Gosieńka, ale Ty się kochana nie martw, jak potrenują, to na Twoim rancho bedą uprawiać aż miło :-))))

A Waniliową i Idkę też na FB widziałam....

i się witam....
ja dziś miałam wesoła nockę i to nie z powodu Hani...o 24 szanowny pan pies musiał do toalety...tatuś nie raczył wstać, więc żebym rano nie musiała sprzątać, to się zwlokłam i poszłam z piesem na dwór...dobrze, że na wsi mieszkam, to w pidżamie mogłam pośmigać :-)...w ciagu 3ech minut komary mnie zżarły i wróciłam pogryziona :-(...a o 2 rozszalala się burza i znów mnie obudziła, więc latałam po domu, kable wyłączałam, bo pan tatuś - wiadomo co - spał jak zabity...a potem to już Hanka wstała na papu...

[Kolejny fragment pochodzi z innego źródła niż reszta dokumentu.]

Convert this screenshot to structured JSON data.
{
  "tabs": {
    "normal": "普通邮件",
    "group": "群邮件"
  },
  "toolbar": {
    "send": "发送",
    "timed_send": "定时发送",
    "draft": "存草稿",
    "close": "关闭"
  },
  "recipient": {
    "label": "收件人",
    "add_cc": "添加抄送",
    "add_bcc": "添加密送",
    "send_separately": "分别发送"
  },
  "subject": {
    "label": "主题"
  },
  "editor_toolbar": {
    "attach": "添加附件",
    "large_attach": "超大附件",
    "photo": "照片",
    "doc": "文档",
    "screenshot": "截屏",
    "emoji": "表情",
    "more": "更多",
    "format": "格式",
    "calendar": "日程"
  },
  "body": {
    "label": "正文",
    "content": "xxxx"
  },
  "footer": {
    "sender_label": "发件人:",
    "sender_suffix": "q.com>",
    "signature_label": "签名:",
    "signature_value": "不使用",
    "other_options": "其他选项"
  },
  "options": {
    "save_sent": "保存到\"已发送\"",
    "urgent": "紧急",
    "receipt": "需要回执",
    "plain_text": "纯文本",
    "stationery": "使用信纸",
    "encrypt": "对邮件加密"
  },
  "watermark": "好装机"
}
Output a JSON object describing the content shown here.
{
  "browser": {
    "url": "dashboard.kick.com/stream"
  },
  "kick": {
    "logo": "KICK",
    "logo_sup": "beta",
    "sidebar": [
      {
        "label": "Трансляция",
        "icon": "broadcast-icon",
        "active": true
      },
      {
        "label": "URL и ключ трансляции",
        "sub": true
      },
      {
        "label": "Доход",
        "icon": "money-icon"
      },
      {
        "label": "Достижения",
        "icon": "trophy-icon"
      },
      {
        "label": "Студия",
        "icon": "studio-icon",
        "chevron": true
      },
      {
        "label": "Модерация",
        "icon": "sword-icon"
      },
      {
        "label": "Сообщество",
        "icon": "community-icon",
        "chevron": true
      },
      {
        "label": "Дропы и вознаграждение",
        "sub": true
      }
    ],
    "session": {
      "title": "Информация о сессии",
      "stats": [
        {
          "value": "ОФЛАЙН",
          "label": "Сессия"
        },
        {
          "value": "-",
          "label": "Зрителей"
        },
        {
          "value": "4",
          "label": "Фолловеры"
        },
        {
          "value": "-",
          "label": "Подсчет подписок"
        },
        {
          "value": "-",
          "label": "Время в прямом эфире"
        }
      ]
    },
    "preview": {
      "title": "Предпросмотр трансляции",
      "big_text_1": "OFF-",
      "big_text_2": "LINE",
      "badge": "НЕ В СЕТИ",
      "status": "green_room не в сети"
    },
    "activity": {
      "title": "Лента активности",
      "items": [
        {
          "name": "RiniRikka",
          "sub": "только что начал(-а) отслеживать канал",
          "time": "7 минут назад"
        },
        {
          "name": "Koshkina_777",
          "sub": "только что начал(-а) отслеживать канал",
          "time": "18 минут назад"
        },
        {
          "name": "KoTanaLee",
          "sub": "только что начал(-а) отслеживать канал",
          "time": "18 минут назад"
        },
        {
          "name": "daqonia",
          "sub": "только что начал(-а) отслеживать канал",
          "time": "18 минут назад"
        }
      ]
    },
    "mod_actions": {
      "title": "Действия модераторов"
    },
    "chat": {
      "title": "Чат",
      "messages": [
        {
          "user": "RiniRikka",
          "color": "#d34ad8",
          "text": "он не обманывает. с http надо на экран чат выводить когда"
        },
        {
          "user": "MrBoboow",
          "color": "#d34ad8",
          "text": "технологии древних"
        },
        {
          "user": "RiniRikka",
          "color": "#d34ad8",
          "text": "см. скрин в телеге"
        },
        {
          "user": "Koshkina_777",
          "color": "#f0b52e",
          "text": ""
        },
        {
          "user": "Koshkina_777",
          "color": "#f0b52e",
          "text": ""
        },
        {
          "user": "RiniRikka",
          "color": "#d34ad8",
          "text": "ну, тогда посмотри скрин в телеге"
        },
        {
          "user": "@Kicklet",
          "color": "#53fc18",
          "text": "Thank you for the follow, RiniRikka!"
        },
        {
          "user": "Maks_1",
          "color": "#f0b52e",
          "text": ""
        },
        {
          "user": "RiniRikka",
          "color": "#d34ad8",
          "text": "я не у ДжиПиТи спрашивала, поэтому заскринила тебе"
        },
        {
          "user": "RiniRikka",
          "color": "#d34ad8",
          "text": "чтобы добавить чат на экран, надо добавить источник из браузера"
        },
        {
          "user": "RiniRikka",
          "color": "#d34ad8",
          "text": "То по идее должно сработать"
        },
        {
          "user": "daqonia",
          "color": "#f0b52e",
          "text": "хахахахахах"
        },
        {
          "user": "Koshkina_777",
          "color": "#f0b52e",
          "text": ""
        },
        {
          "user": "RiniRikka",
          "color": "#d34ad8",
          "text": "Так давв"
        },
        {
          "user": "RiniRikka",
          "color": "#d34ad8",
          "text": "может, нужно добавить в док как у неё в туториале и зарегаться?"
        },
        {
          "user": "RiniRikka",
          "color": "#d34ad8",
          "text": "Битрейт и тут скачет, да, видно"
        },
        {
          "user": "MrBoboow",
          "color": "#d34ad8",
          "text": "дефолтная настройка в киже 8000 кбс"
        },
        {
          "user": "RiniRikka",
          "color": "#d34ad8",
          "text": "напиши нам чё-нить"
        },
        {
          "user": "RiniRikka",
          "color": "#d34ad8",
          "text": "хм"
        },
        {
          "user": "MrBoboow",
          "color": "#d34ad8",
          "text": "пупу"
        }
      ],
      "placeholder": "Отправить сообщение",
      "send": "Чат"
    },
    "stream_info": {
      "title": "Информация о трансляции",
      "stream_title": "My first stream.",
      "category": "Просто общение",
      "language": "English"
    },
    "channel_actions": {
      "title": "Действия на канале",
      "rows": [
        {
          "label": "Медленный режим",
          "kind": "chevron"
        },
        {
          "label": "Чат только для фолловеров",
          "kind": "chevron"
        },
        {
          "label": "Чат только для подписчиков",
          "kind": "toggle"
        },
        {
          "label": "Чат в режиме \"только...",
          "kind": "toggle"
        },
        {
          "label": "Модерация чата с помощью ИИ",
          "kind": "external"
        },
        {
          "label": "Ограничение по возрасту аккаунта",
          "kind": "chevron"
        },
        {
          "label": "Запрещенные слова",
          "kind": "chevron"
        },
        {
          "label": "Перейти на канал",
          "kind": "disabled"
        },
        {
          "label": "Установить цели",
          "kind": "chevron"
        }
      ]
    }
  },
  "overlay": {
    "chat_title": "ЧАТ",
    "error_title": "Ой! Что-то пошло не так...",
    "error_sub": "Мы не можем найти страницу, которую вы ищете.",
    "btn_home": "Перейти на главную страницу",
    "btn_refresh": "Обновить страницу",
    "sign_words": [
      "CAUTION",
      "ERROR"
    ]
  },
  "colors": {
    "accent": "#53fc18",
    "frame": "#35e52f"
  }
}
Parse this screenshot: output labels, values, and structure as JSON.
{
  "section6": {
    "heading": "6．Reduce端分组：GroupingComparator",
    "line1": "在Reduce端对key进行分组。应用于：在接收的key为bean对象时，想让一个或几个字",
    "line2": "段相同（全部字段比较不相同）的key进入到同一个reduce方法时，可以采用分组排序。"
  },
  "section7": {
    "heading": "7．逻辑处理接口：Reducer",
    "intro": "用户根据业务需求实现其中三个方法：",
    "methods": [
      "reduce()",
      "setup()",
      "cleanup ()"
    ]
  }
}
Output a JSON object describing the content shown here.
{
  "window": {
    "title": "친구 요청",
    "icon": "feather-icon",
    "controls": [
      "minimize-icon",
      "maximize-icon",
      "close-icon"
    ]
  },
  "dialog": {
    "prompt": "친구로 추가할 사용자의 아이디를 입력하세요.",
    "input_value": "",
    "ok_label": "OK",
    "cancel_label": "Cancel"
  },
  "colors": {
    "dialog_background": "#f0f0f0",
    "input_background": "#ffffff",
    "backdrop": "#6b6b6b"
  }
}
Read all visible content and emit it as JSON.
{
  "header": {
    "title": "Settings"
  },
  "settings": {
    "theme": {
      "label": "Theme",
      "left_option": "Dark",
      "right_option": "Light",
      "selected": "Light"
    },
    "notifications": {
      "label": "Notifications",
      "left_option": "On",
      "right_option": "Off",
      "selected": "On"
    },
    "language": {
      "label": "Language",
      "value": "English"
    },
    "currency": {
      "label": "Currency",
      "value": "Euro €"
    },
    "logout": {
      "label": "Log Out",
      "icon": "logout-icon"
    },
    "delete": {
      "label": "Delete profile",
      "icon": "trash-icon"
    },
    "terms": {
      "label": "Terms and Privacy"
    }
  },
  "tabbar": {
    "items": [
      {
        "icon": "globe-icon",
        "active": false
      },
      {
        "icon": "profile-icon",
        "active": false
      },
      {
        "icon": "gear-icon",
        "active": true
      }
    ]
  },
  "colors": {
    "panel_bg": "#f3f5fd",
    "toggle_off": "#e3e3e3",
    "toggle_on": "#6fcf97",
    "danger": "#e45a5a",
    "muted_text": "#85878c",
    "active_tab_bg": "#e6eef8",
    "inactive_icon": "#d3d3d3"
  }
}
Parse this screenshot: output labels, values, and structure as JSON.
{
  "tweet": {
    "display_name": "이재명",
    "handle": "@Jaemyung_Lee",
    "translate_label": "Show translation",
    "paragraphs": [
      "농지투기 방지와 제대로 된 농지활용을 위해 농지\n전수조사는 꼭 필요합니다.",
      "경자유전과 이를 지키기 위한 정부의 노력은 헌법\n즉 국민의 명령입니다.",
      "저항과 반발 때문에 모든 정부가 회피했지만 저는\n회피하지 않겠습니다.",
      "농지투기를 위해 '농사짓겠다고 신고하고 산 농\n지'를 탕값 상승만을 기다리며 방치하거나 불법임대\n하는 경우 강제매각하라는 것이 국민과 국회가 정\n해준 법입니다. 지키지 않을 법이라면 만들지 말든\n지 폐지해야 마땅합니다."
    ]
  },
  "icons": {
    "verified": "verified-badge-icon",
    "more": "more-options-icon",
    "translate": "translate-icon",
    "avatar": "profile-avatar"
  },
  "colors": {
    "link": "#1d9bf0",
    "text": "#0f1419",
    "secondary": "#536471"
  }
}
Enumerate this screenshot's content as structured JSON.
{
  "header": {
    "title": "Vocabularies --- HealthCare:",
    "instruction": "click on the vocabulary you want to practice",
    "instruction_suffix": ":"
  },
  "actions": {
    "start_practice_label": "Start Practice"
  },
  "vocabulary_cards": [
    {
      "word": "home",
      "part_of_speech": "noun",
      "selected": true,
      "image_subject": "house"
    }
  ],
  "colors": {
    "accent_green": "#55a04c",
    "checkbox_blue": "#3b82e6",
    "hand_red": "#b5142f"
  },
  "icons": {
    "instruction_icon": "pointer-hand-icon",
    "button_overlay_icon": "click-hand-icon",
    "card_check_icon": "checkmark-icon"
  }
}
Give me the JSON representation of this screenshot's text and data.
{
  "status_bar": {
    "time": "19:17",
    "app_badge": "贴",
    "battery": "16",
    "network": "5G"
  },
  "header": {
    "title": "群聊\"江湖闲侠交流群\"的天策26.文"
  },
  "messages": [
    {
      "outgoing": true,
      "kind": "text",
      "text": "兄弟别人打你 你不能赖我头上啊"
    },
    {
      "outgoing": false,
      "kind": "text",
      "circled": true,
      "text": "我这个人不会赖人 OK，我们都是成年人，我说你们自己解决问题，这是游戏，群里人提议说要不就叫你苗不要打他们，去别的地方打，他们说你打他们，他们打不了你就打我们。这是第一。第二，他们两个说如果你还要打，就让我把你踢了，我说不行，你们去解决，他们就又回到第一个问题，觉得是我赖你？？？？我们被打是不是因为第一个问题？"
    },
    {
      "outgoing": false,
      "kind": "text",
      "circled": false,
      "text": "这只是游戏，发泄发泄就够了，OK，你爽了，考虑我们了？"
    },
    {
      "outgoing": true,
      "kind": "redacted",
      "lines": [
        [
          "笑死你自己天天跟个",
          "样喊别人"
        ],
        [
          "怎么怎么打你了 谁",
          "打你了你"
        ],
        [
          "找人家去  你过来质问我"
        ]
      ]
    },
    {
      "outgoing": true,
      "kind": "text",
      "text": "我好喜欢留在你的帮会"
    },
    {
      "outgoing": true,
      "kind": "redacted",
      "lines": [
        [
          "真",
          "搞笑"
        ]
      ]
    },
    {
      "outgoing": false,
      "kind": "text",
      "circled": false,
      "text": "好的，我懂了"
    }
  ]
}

tak mnie dziwi ten mój Pan Tatuś, bo jak rano o 6 zegarek tylko zapipka to On się od razu budzi, a w nocy, to bym armatą do Niego strzelala i by nie wstał....

a dziś znów upał, więc pokisimy się w domku...

miłego dnia...
 
reklama
tak mnie dziwi ten mój Pan Tatuś, bo jak rano o 6 zegarek tylko zapipka to On się od razu budzi, a w nocy, to bym armatą do Niego strzelala i by nie wstał....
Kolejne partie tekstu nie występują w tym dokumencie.